UK’s official Covid-19 death toll passes 60,000

By Tess de la Mare, PA
·2 min read

The UK’s death toll from Covid-19 has now passed 60,000 – less than a month after it passed the 50,000 milestone.

The Government said on Thursday that a further 414 people had died with 28 days of testing positive for the virus.

The official figure for total deaths now stands at 60,113.

But the true figure could be significantly higher.

Separate figures published by the UK’s statistics agencies for deaths where Covid-19 has been mentioned on the death certificate, coupled with additional data on deaths that have occurred in recent days, show there have now been 76,000 deaths involving Covid-19 in the UK.

These figures are based on deaths where coronavirus is mentioned anywhere on the death certificate while the Government’s data counts only those people who died within 28 days of testing positive for Covid-19.

Despite the grim milestone, there is a sliver of good news as both transmission rates and death rates appear to be falling.

The Government said that, as of 9am on Thursday, there had been a further 14,879 lab-confirmed cases of coronavirus in the UK, bringing the total number of cases to 1,674,134.

The number of people who have tested positive over the last seven days has dropped by 16.9% compared with the previous week, while the number of deaths being reported has dropped by 5.3% over the same period.

The number of hospital admissions for coronavirus patients over the period of November 23 to 29 fell by 13.9% from the previous week.

The death toll exceeded 50,000 on November 11 when a further 595 people were reported to have died within 28 days of testing positive for coronavirus.

At the time, there were 65,000 mortalities in the UK where Covid-19 was mentioned on the death certificate.
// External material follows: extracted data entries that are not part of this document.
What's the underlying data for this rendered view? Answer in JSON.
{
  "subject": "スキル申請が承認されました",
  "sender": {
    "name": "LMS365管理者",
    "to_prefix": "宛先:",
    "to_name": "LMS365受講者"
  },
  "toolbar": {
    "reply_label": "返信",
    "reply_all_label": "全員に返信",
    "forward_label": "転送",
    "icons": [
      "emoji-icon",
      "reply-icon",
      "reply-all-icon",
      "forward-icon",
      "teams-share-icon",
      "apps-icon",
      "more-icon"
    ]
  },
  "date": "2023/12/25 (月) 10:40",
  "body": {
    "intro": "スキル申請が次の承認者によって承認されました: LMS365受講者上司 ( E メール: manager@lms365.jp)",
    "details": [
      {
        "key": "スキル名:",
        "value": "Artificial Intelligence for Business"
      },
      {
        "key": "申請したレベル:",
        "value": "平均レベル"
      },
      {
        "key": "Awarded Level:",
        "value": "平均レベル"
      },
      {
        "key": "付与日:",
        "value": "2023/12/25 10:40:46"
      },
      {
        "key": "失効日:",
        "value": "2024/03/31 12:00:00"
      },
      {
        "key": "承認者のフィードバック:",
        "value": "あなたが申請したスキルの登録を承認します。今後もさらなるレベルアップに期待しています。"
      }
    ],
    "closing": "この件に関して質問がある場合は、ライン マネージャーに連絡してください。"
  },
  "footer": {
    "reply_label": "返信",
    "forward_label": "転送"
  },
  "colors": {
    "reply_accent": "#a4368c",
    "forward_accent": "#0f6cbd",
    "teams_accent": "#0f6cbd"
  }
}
Dr Chaand Nagpaul, chair of the British Medical Association, said: “This figure is yet another tragic milestone during our fight against this pandemic and shows the scale of the catastrophic impact that Covid-19 has had on this country.

“While news about the Pfizer vaccine has given us all hope that the end of this pandemic could now be in sight, 60,000 deaths should serve as a stark reminder that we are not out of the woods yet.

“This deadly virus is still spreading and will continue to do so for some time.

“It is crucial then that the Government ensures that robust infection control measures are in place, along with an effective test and trace system and that the public continue to adhere to public health rules and guidelines, if we are to reduce the spread of the disease and the avoidable loss of lives in the coming months.”